この頃の台所は出世したな!と思うのです。家族団らんの居間の一部として位置する場所を、堂々として与えられているのです。「対面キッチン」です。
ところで、台所は料理を作る場所、家庭の工場です。家族や自分の為に、栄養のバランスのとれた栄養価の高いものを、そしておいしいものを、安価でつくれます。それには、台所は常に賑やかで、そして汚れます。

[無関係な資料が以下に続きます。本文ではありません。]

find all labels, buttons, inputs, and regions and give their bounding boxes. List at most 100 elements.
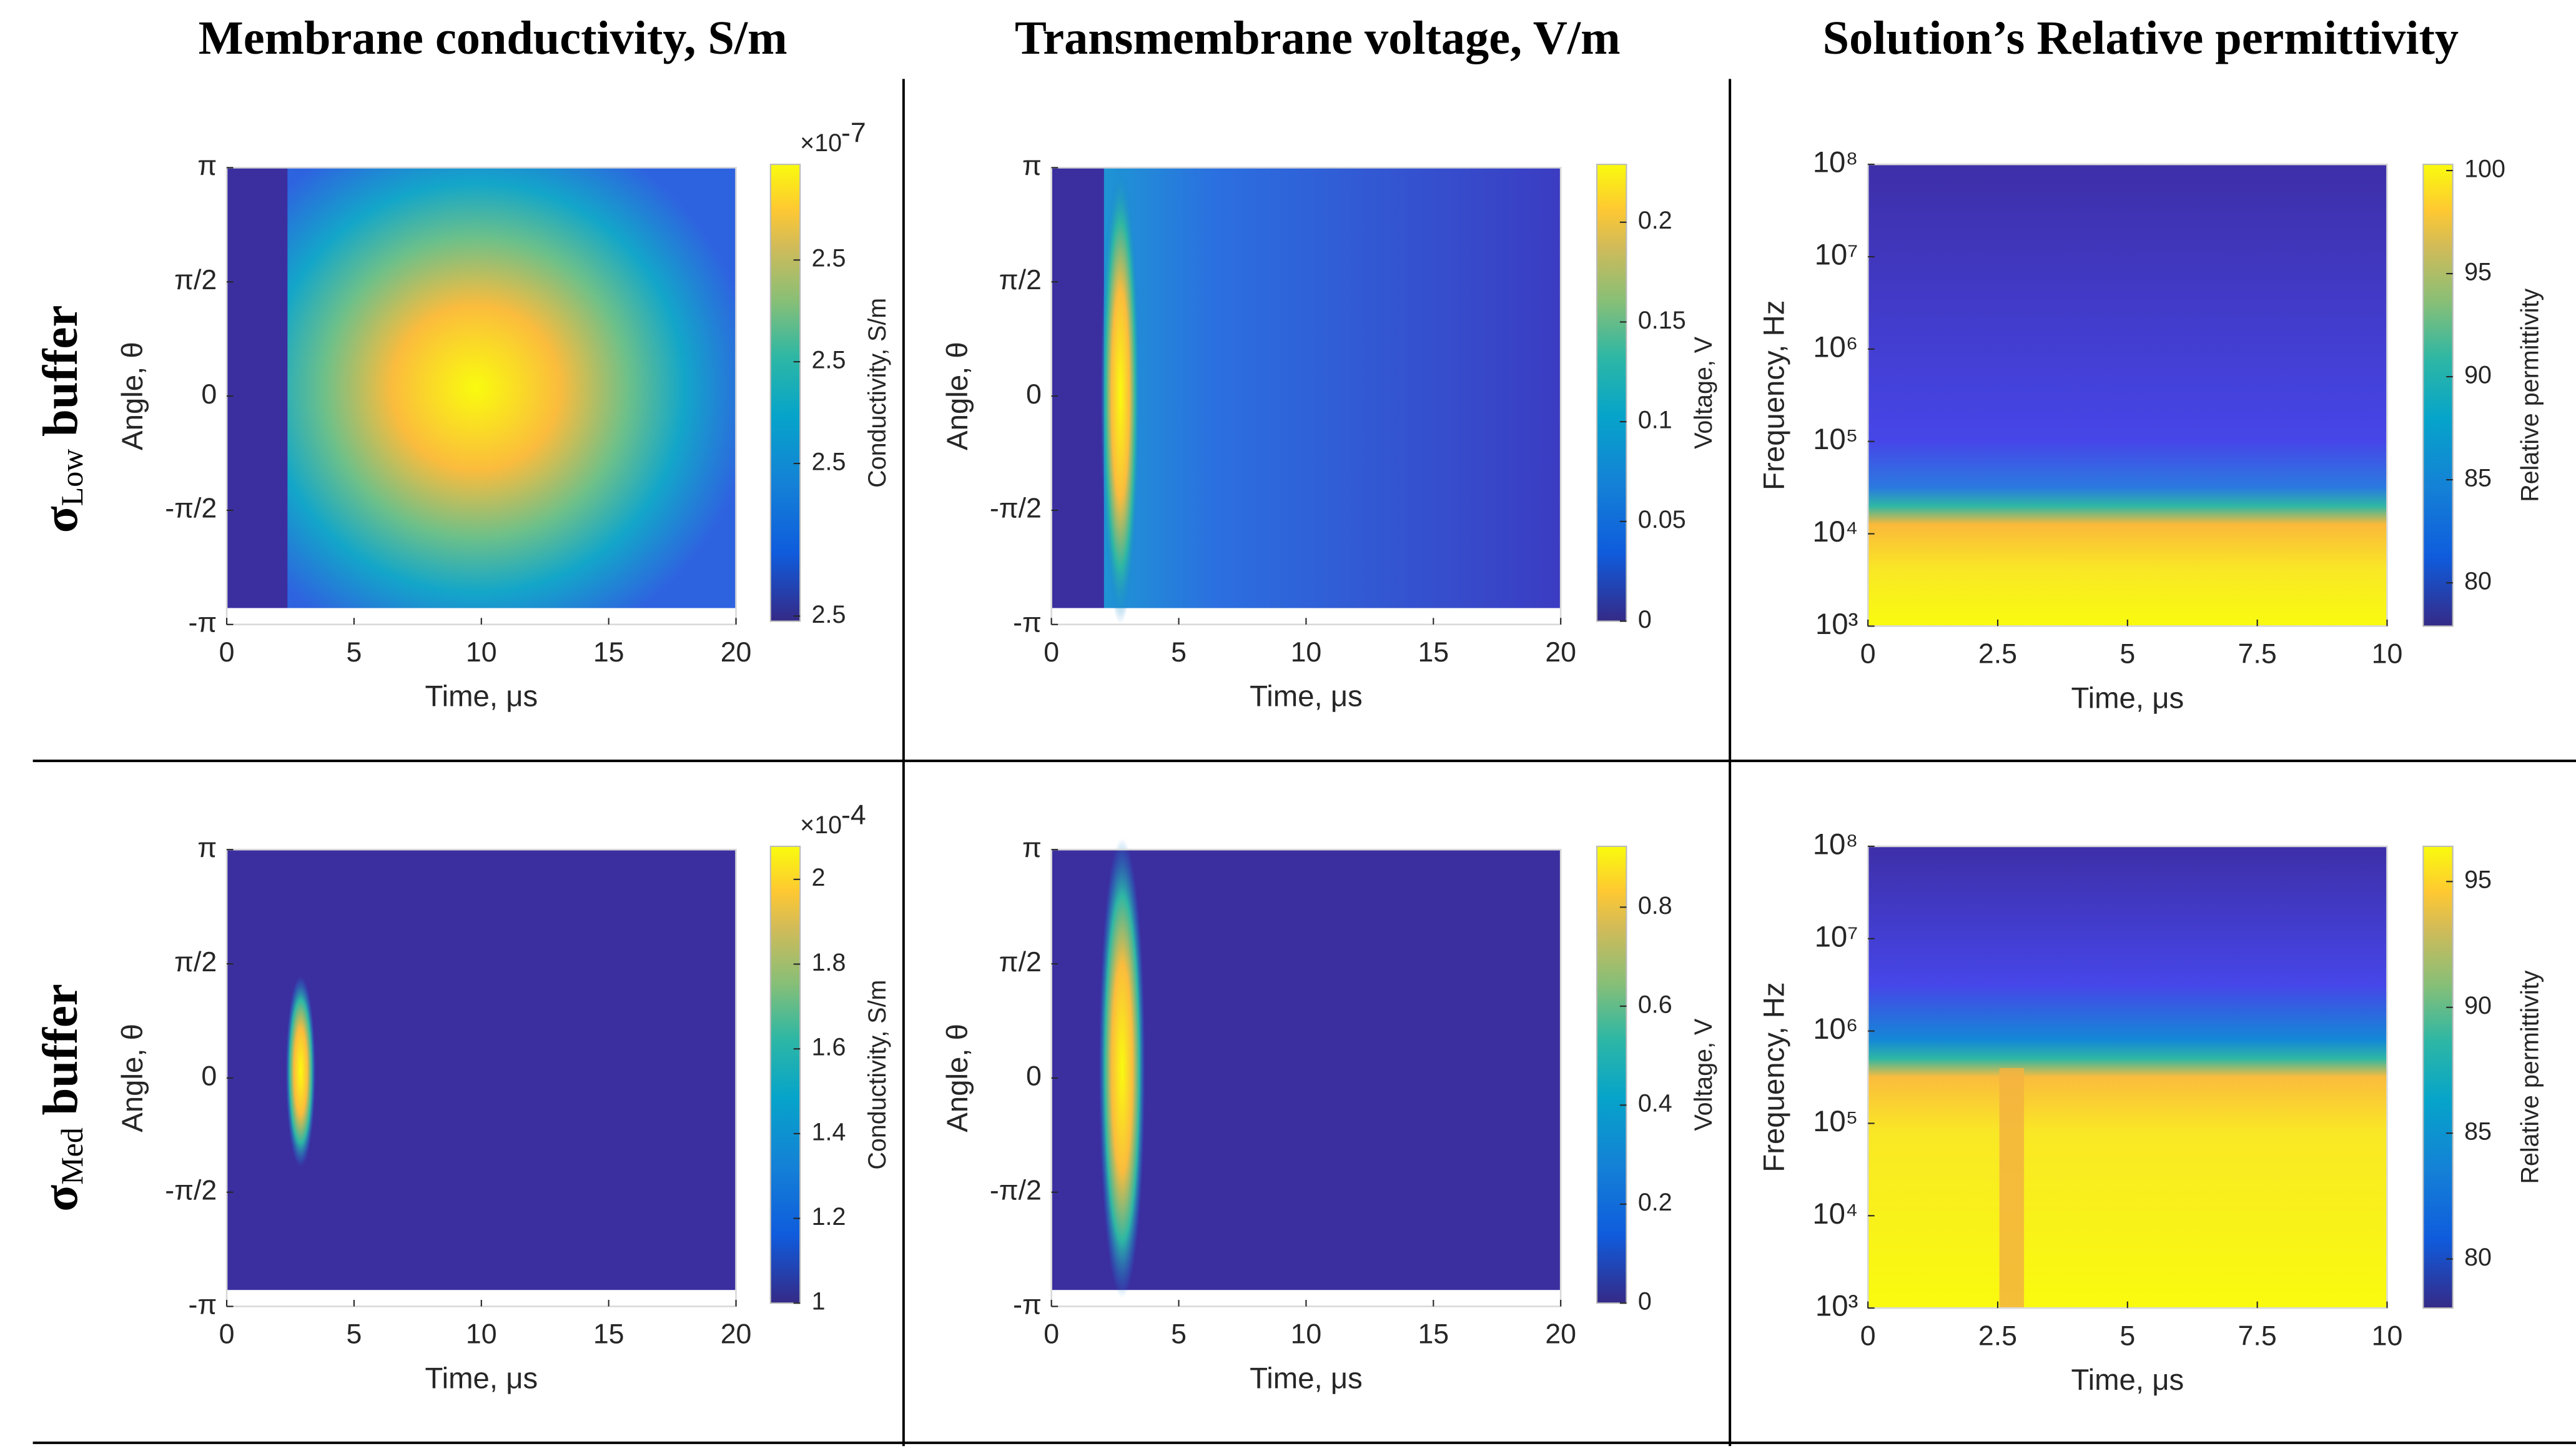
y-tick-label: 10⁴ [1812,515,1858,548]
y-tick-label: π/2 [174,265,217,295]
y-tick-label: π [1022,833,1042,863]
y-tick-label: -π/2 [165,1175,217,1206]
y-tick-label: 0 [1026,379,1042,410]
y-tick-label: 10⁸ [1813,146,1858,179]
colorbar-tick-label: 1.6 [812,1034,846,1061]
y-tick-label: 10⁷ [1815,920,1858,953]
colorbar-tick-label: 0.1 [1638,407,1672,434]
x-tick-label: 5 [1171,637,1187,668]
y-tick-label: 0 [1026,1061,1042,1092]
y-tick-label: -π [1013,608,1042,638]
y-tick-label: 10⁶ [1813,1013,1858,1046]
y-tick-label: 10³ [1815,1290,1858,1323]
x-tick-label: 10 [1291,1319,1322,1350]
row-text: buffer [34,984,88,1127]
colorbar [1596,845,1627,1304]
colorbar-label: Voltage, V [1690,1018,1717,1131]
y-tick-label: -π/2 [990,493,1042,524]
symbol: σ [34,506,88,533]
colorbar-tick-label: 0.2 [1638,207,1672,234]
colorbar-tick-label: 90 [2464,992,2492,1019]
column-title: Transmembrane voltage, V/m [1015,11,1621,64]
x-tick-label: 10 [2372,1320,2403,1351]
x-axis-label: Time, μs [2071,1364,2184,1397]
colorbar-tick-label: 85 [2464,1118,2492,1146]
colorbar-tick-label: 0.4 [1638,1090,1672,1117]
x-axis-label: Time, μs [425,1362,538,1395]
colorbar-tick-label: 2 [812,864,826,891]
y-axis-label: Angle, θ [941,342,974,450]
y-tick-label: 10⁵ [1813,1105,1858,1138]
colorbar-tick-label: 95 [2464,258,2492,285]
x-tick-label: 10 [2372,639,2403,670]
y-tick-label: π [1022,151,1042,181]
x-tick-label: 10 [466,1319,497,1350]
colorbar-tick-label: 100 [2464,155,2505,182]
x-tick-label: 5 [2120,1320,2135,1351]
colorbar-tick-label: 0.15 [1638,307,1686,334]
y-tick-label: -π [1013,1289,1042,1320]
colorbar-tick-label: 80 [2464,1244,2492,1271]
colorbar-power: -7 [841,118,866,149]
row-label-text: σMed buffer [34,984,89,1212]
colorbar-tick-label: 2.5 [812,245,846,272]
x-axis-label: Time, μs [1250,680,1363,713]
y-axis-label: Frequency, Hz [1757,982,1790,1172]
colorbar-label: Relative permittivity [2516,970,2544,1184]
colorbar-tick-label: 90 [2464,361,2492,389]
colorbar [2422,845,2454,1309]
colorbar-multiplier: ×10 [800,129,842,157]
y-tick-label: 0 [201,379,217,410]
symbol: σ [34,1185,88,1212]
x-tick-label: 20 [721,637,752,668]
y-tick-label: 10⁶ [1813,330,1858,364]
y-tick-label: -π/2 [165,493,217,524]
y-axis-label: Angle, θ [116,342,149,450]
subscript: Low [54,449,89,507]
colorbar [769,164,801,622]
y-axis-label: Angle, θ [116,1024,149,1132]
y-tick-label: 10⁷ [1815,239,1858,272]
colorbar [2422,164,2454,627]
x-tick-label: 7.5 [2238,639,2277,670]
x-tick-label: 10 [466,637,497,668]
colorbar-tick-label: 95 [2464,866,2492,894]
column-title: Membrane conductivity, S/m [199,11,787,64]
y-tick-label: 10⁸ [1813,828,1858,861]
colorbar-power: -4 [841,800,866,830]
y-tick-label: 10³ [1815,608,1858,641]
x-tick-label: 5 [1171,1319,1187,1350]
x-tick-label: 0 [219,637,235,668]
y-tick-label: -π/2 [990,1175,1042,1206]
colorbar-multiplier: ×10 [800,811,842,839]
y-tick-label: π/2 [999,947,1042,978]
colorbar-tick-label: 85 [2464,465,2492,492]
x-tick-label: 15 [593,637,624,668]
x-tick-label: 5 [2120,639,2135,670]
y-tick-label: -π [189,1289,217,1320]
colorbar-tick-label: 2.5 [812,601,846,628]
x-tick-label: 20 [1545,637,1576,668]
x-tick-label: 10 [1291,637,1322,668]
x-tick-label: 15 [1418,637,1449,668]
row-label-text: σLow buffer [34,305,89,533]
row-label: σMed buffer [34,984,89,1212]
y-tick-label: -π [189,608,217,638]
colorbar-tick-label: 0.05 [1638,506,1686,533]
x-tick-label: 7.5 [2238,1320,2277,1351]
x-tick-label: 0 [1860,1320,1876,1351]
x-tick-label: 0 [219,1319,235,1350]
y-tick-label: 10⁵ [1813,423,1858,456]
colorbar-tick-label: 1 [812,1288,826,1315]
y-tick-label: 10⁴ [1812,1197,1858,1231]
colorbar-tick-label: 1.8 [812,949,846,976]
y-axis-label: Angle, θ [941,1024,974,1132]
colorbar-tick-label: 2.5 [812,347,846,374]
y-tick-label: π [197,833,217,863]
colorbar-tick-label: 0.8 [1638,892,1672,919]
row-text: buffer [34,305,88,449]
x-tick-label: 0 [1860,639,1876,670]
colorbar-tick-label: 1.2 [812,1203,846,1231]
x-tick-label: 0 [1044,1319,1059,1350]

時代のムードは美しく装って、ピカピカのキッチンを歓迎します。ママたちはキッチンを汚すのを嫌うようになります。料理をつくらなくなります。できるだけ、キッチンを汚さないような、料理しかつくらないようになります。栄養とおいしさは遠のくでしょう。加工されてすぐに食べられるもの、、台所を汚さない食品のみかテーブルにのらなくなります。。食費の予算は同じですので、栄養価の低下と食品の質の低下はまぬかれません。家庭で一番大切な食が、素敵な台所のために片隅に追いやられることを危惧しています。